I went to Dehradun, to the 39 TCG (39 Training Centre of Gorkhas). I was there for a while, and after a course, I was posted to the Army HQ in Delhi. I then went on deputation to the National Industrial Development Corporation. I was in the Army as long as my treatment was going on, in Dehradun and Delhi. Those with the prosthesis require a lot of medical attention in the first few years. As soon as the treatment was over, I was invalidated out in 1970, which translates to saying, ‘medically your services are not required’.

An invalidated officer can’t join the government service. But the NIDC’s managing director re-hired me as a civilian. He took government sanction to employ me.
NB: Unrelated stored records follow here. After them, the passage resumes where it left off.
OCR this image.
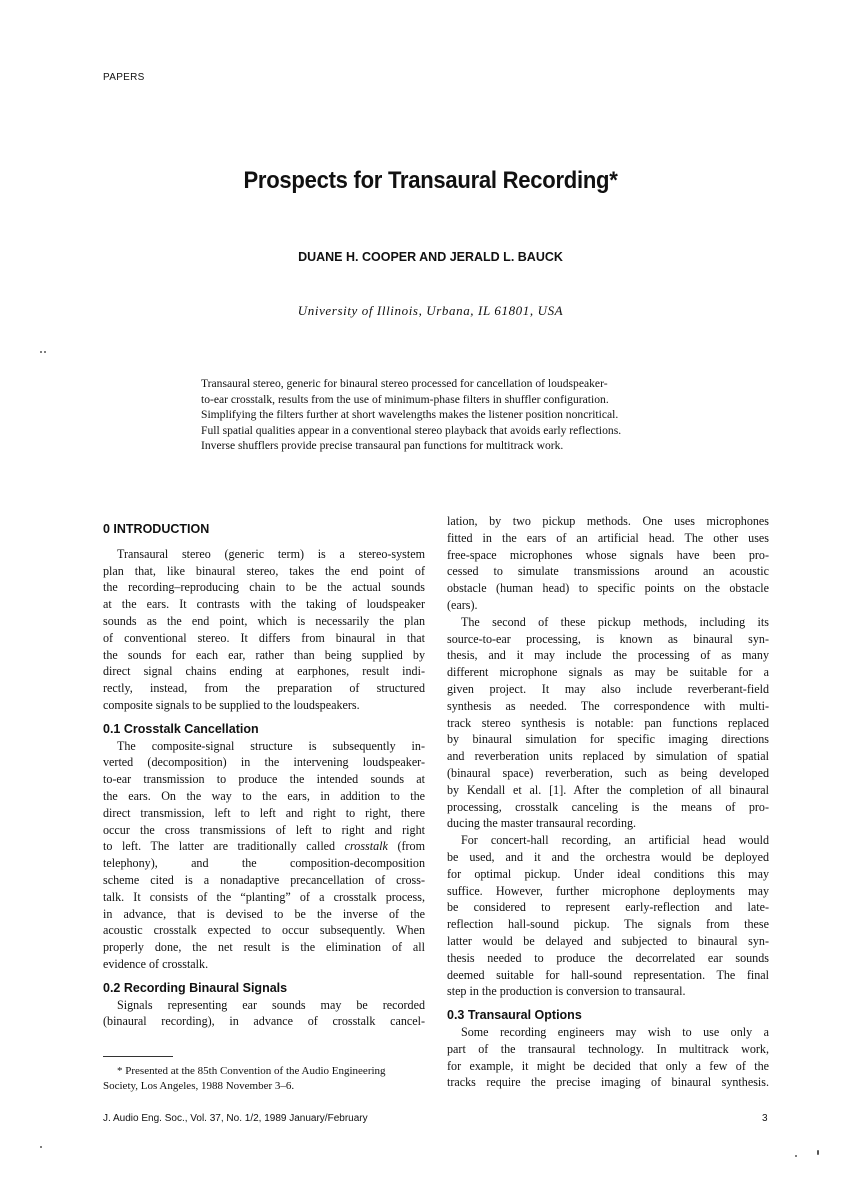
PAPERS
Prospects for Transaural Recording*
DUANE H. COOPER AND JERALD L. BAUCK
University of Illinois, Urbana, IL 61801, USA
Transaural stereo, generic for binaural stereo processed for cancellation of loudspeaker-
to-ear crosstalk, results from the use of minimum-phase filters in shuffler configuration.
Simplifying the filters further at short wavelengths makes the listener position noncritical.
Full spatial qualities appear in a conventional stereo playback that avoids early reflections.
Inverse shufflers provide precise transaural pan functions for multitrack work.
0 INTRODUCTION
Transaural stereo (generic term) is a stereo-system
plan that, like binaural stereo, takes the end point of
the recording–reproducing chain to be the actual sounds
at the ears. It contrasts with the taking of loudspeaker
sounds as the end point, which is necessarily the plan
of conventional stereo. It differs from binaural in that
the sounds for each ear, rather than being supplied by
direct signal chains ending at earphones, result indi-
rectly, instead, from the preparation of structured
composite signals to be supplied to the loudspeakers.
0.1 Crosstalk Cancellation
The composite-signal structure is subsequently in-
verted (decomposition) in the intervening loudspeaker-
to-ear transmission to produce the intended sounds at
the ears. On the way to the ears, in addition to the
direct transmission, left to left and right to right, there
occur the cross transmissions of left to right and right
to left. The latter are traditionally called crosstalk (from
telephony), and the composition-decomposition
scheme cited is a nonadaptive precancellation of cross-
talk. It consists of the “planting” of a crosstalk process,
in advance, that is devised to be the inverse of the
acoustic crosstalk expected to occur subsequently. When
properly done, the net result is the elimination of all
evidence of crosstalk.
0.2 Recording Binaural Signals
Signals representing ear sounds may be recorded
(binaural recording), in advance of crosstalk cancel-
lation, by two pickup methods. One uses microphones
fitted in the ears of an artificial head. The other uses
free-space microphones whose signals have been pro-
cessed to simulate transmissions around an acoustic
obstacle (human head) to specific points on the obstacle
(ears).
The second of these pickup methods, including its
source-to-ear processing, is known as binaural syn-
thesis, and it may include the processing of as many
different microphone signals as may be suitable for a
given project. It may also include reverberant-field
synthesis as needed. The correspondence with multi-
track stereo synthesis is notable: pan functions replaced
by binaural simulation for specific imaging directions
and reverberation units replaced by simulation of spatial
(binaural space) reverberation, such as being developed
by Kendall et al. [1]. After the completion of all binaural
processing, crosstalk canceling is the means of pro-
ducing the master transaural recording.
For concert-hall recording, an artificial head would
be used, and it and the orchestra would be deployed
for optimal pickup. Under ideal conditions this may
suffice. However, further microphone deployments may
be considered to represent early-reflection and late-
reflection hall-sound pickup. The signals from these
latter would be delayed and subjected to binaural syn-
thesis needed to produce the decorrelated ear sounds
deemed suitable for hall-sound representation. The final
step in the production is conversion to transaural.
0.3 Transaural Options
Some recording engineers may wish to use only a
part of the transaural technology. In multitrack work,
for example, it might be decided that only a few of the
tracks require the precise imaging of binaural synthesis.
* Presented at the 85th Convention of the Audio Engineering
Society, Los Angeles, 1988 November 3–6.
J. Audio Eng. Soc., Vol. 37, No. 1/2, 1989 January/February	3
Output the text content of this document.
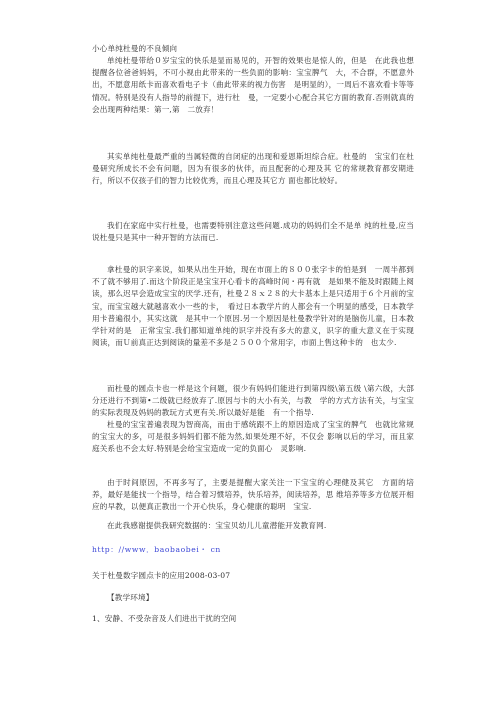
小心单纯杜曼的不良倾向

单纯杜曼带给０岁宝宝的快乐是显而易见的，开智的效果也是惊人的，但是　在此我也想提醒各位爸爸妈妈，不可小视由此带来的一些负面的影响：宝宝脾气　大，不合群，不愿意外出，不愿意用纸卡而喜欢看电子卡（曲此带来的视力伤害　是明显的），一周后不喜欢看卡等等情况。特别是没有人指导的前提下，进行杜　曼，一定要小心配合其它方面的教育.否则就真的会出现两种结果：第一,第　二放弃！

其实单纯杜曼最严重的当属轻微的自闭症的出现和爱恩斯坦综合症。杜曼的　宝宝们在杜曼研究所成长不会有问题，因为有很多的伙伴，而且配套的心理及其 它的常规教育都安期进行，所以不仅孩子们的智力比较优秀，而且心理及其它方 面也都比较好。

我们在家庭中实行杜曼，也需要特别注意这些问题.成功的妈妈们全不是单 纯的杜曼,应当说杜曼只是其中一种开智的方法而已.

拿杜曼的识字来说，如果从出生开始，现在市面上的８００张字卡的怕是到　一周半都到不了就不够用了.而这个阶段正是宝宝开心看卡的高峰时间・再有就　是如果不能及时跟随上阅读，那么迟早会造成宝宝的厌学.还有，杜曼２８ｘ２８的大卡基本上是只适用于６个月前的宝宝，而宝宝越大就越喜欢小一些的卡，　看过日本教学片的人都会有一个明显的感受，日本教学用卡普遍很小，其实这就　是其中一个原因.另一个原因是杜曼教学针对的是脑伤儿童，日本教学针对的是　正常宝宝.我们都知道单纯的识字并没有多大的意义，识字的重大意义在于实现　阅读，而Ｕ前真正达到阅读的量差不多是２５００个常用字，市面上售这种卡的　也太少.

而杜曼的圆点卡也一样是这个问题，很少有妈妈们能进行到第四级\第五级 \第六级，大部分还进行不到第•二级就已经放弃了.原因与卡的大小有关，与教　学的方式方法有关，与宝宝的实际表现及妈妈的教玩方式更有关.所以最好是能　有一个指导.

杜曼的宝宝普遍表现为智商高，而由于感统跟不上的原因造成了宝宝的脾气　也就比常规的宝宝大的多，可是很多妈妈们都不能为然,如果处理不好，不仅会 影响以后的学习，而且家庭关系也不会太好.特别是会给宝宝造成一定的负面心　灵影响.

由于时间原因，不再多写了，主要是提醒大家关注一下宝宝的心理健及其它　方面的培养，最好是能找一个指导，结合着习惯培养，快乐培养，阅读培养，思 维培养等多方位展开相应的早教，以便真正教出一个开心快乐，身心健康的聪明　宝宝.

在此我感谢提供我研究数据的：宝宝贝幼儿儿童潜能开发教育网.

http：//www．baobaobei・ cn

关于杜曼数字圆点卡的应用2008-03-07

【教学环境】

1、安静、不受杂音及人们进出干扰的空间
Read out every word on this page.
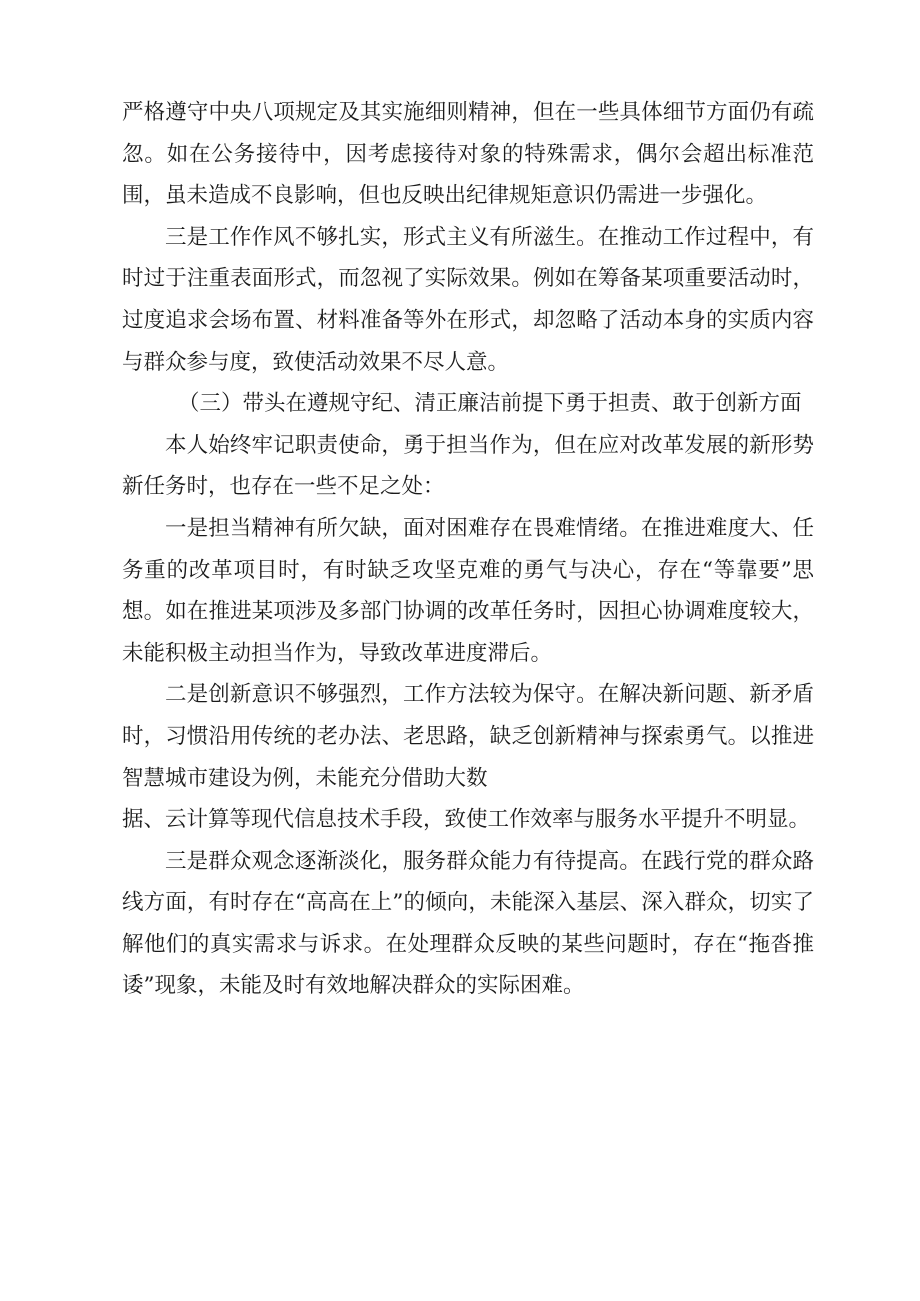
严格遵守中央八项规定及其实施细则精神，但在一些具体细节方面仍有疏忽。如在公务接待中，因考虑接待对象的特殊需求，偶尔会超出标准范围，虽未造成不良影响，但也反映出纪律规矩意识仍需进一步强化。

三是工作作风不够扎实，形式主义有所滋生。在推动工作过程中，有时过于注重表面形式，而忽视了实际效果。例如在筹备某项重要活动时，过度追求会场布置、材料准备等外在形式，却忽略了活动本身的实质内容与群众参与度，致使活动效果不尽人意。

（三）带头在遵规守纪、清正廉洁前提下勇于担责、敢于创新方面

本人始终牢记职责使命，勇于担当作为，但在应对改革发展的新形势新任务时，也存在一些不足之处：

一是担当精神有所欠缺，面对困难存在畏难情绪。在推进难度大、任务重的改革项目时，有时缺乏攻坚克难的勇气与决心，存在“等靠要”思想。如在推进某项涉及多部门协调的改革任务时，因担心协调难度较大，未能积极主动担当作为，导致改革进度滞后。

二是创新意识不够强烈，工作方法较为保守。在解决新问题、新矛盾时，习惯沿用传统的老办法、老思路，缺乏创新精神与探索勇气。以推进智慧城市建设为例，未能充分借助大数

据、云计算等现代信息技术手段，致使工作效率与服务水平提升不明显。

三是群众观念逐渐淡化，服务群众能力有待提高。在践行党的群众路线方面，有时存在“高高在上”的倾向，未能深入基层、深入群众，切实了解他们的真实需求与诉求。在处理群众反映的某些问题时，存在“拖沓推诿”现象，未能及时有效地解决群众的实际困难。
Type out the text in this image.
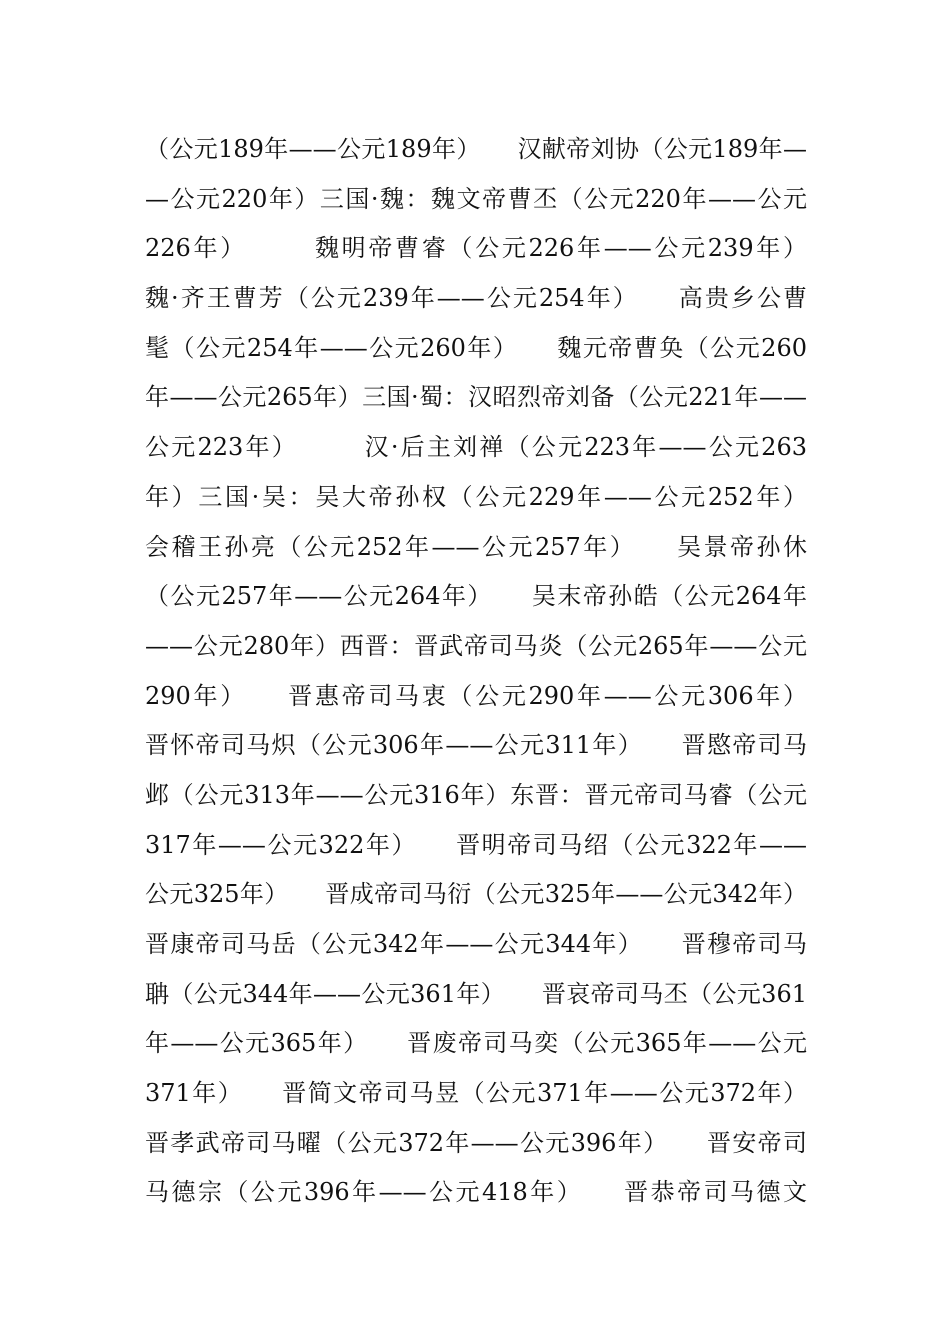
（公元189年——公元189年）　　汉献帝刘协（公元189年—
—公元220年）三国·魏：魏文帝曹丕（公元220年——公元
226年）　　　魏明帝曹睿（公元226年——公元239年）
魏·齐王曹芳（公元239年——公元254年）　　高贵乡公曹
髦（公元254年——公元260年）　　魏元帝曹奂（公元260
年——公元265年）三国·蜀：汉昭烈帝刘备（公元221年——
公元223年）　　　汉·后主刘禅（公元223年——公元263
年）三国·吴：吴大帝孙权（公元229年——公元252年）
会稽王孙亮（公元252年——公元257年）　　吴景帝孙休
（公元257年——公元264年）　　吴末帝孙皓（公元264年
——公元280年）西晋：晋武帝司马炎（公元265年——公元
290年）　　晋惠帝司马衷（公元290年——公元306年）
晋怀帝司马炽（公元306年——公元311年）　　晋愍帝司马
邺（公元313年——公元316年）东晋：晋元帝司马睿（公元
317年——公元322年）　　晋明帝司马绍（公元322年——
公元325年）　　晋成帝司马衍（公元325年——公元342年）
晋康帝司马岳（公元342年——公元344年）　　晋穆帝司马
聃（公元344年——公元361年）　　晋哀帝司马丕（公元361
年——公元365年）　　晋废帝司马奕（公元365年——公元
371年）　　晋简文帝司马昱（公元371年——公元372年）
晋孝武帝司马曜（公元372年——公元396年）　　晋安帝司
马德宗（公元396年——公元418年）　　晋恭帝司马德文
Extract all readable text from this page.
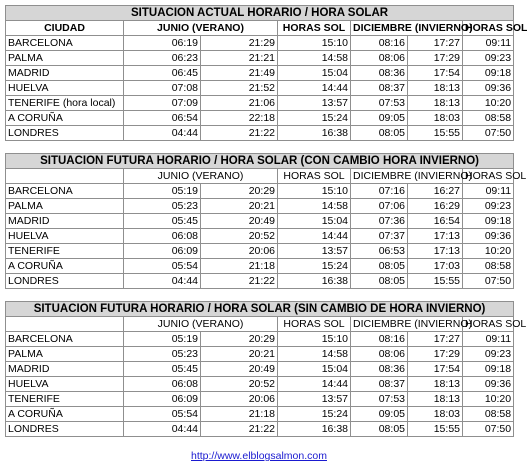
SITUACION ACTUAL HORARIO / HORA SOLAR						
CIUDAD	JUNIO (VERANO)		HORAS SOL	DICIEMBRE (INVIERNO)		HORAS SOL
BARCELONA	06:19	21:29	15:10	08:16	17:27	09:11
PALMA	06:23	21:21	14:58	08:06	17:29	09:23
MADRID	06:45	21:49	15:04	08:36	17:54	09:18
HUELVA	07:08	21:52	14:44	08:37	18:13	09:36
TENERIFE (hora local)	07:09	21:06	13:57	07:53	18:13	10:20
A CORUÑA	06:54	22:18	15:24	09:05	18:03	08:58
LONDRES	04:44	21:22	16:38	08:05	15:55	07:50

SITUACION FUTURA HORARIO / HORA SOLAR (CON CAMBIO HORA INVIERNO)						
	JUNIO (VERANO)		HORAS SOL	DICIEMBRE (INVIERNO)		HORAS SOL
BARCELONA	05:19	20:29	15:10	07:16	16:27	09:11
PALMA	05:23	20:21	14:58	07:06	16:29	09:23
MADRID	05:45	20:49	15:04	07:36	16:54	09:18
HUELVA	06:08	20:52	14:44	07:37	17:13	09:36
TENERIFE	06:09	20:06	13:57	06:53	17:13	10:20
A CORUÑA	05:54	21:18	15:24	08:05	17:03	08:58
LONDRES	04:44	21:22	16:38	08:05	15:55	07:50

SITUACION FUTURA HORARIO / HORA SOLAR (SIN CAMBIO DE HORA INVIERNO)						
	JUNIO (VERANO)		HORAS SOL	DICIEMBRE (INVIERNO)		HORAS SOL
BARCELONA	05:19	20:29	15:10	08:16	17:27	09:11
PALMA	05:23	20:21	14:58	08:06	17:29	09:23
MADRID	05:45	20:49	15:04	08:36	17:54	09:18
HUELVA	06:08	20:52	14:44	08:37	18:13	09:36
TENERIFE	06:09	20:06	13:57	07:53	18:13	10:20
A CORUÑA	05:54	21:18	15:24	09:05	18:03	08:58
LONDRES	04:44	21:22	16:38	08:05	15:55	07:50
http://www.elblogsalmon.com
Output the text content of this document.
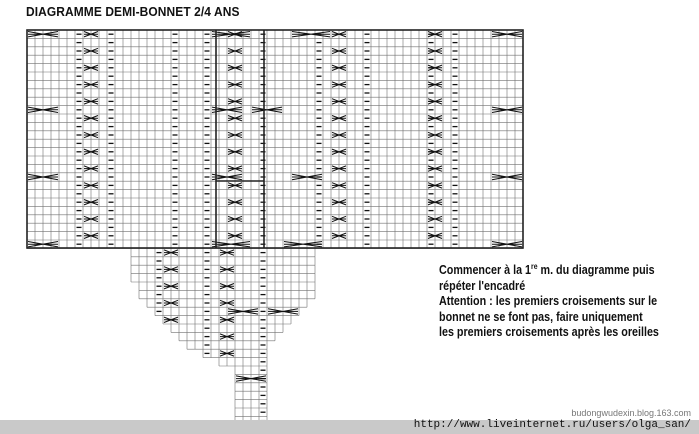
DIAGRAMME DEMI-BONNET 2/4 ANS
Commencer à la 1re m. du diagramme puis
répéter l'encadré
Attention : les premiers croisements sur le
bonnet ne se font pas, faire uniquement
les premiers croisements après les oreilles
budongwudexin.blog.163.com
http://www.liveinternet.ru/users/olga_san/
Were you given special benefits?
No, nothing. In fact, I didn’t even get my pension for two and a half years. I had completed 18 years of service.

Which means you were two years short of opting for premature retirement?
Yes, but in 1972, a letter was issued by the Ministry of Defence saying that anybody who had been invalidated out of the Service because of military action will be deemed to have served his full service in the rank to the maximum of the rank. Therefore, I was deemed to have served for 33 years.

When was Disabled War Veterans formed?
In 1978, and it consists of 9,000 disabled war veterans.

I guess you all must have been invited to the nearly one-month celebration of the 1965 war?
I know nothing about it.

What do you mean? It is August 21 today and the celebrations are supposed to commence on August 28.
Nobody has informed us.

That sounds strange. There is supposed to be a carnival, music shows, exhibition….
I can tell you a lot many of the 1965 war veterans don’t know about it. There has to be some publicity. We are the war-wounded. We don’t know. Something, a general circular, came on my cell phone yesterday.

Whom did it come from?
I didn’t even bother to check. I simply replied that I am a 1965 war-wounded. We should have been informed much earlier, we should have been asked to assemble at such and such place. Nobody has called us.

Ajaz Ashraf is a journalist from Delhi. His novel, The Hour Before Dawn, published by HarperCollins, is available in bookstores.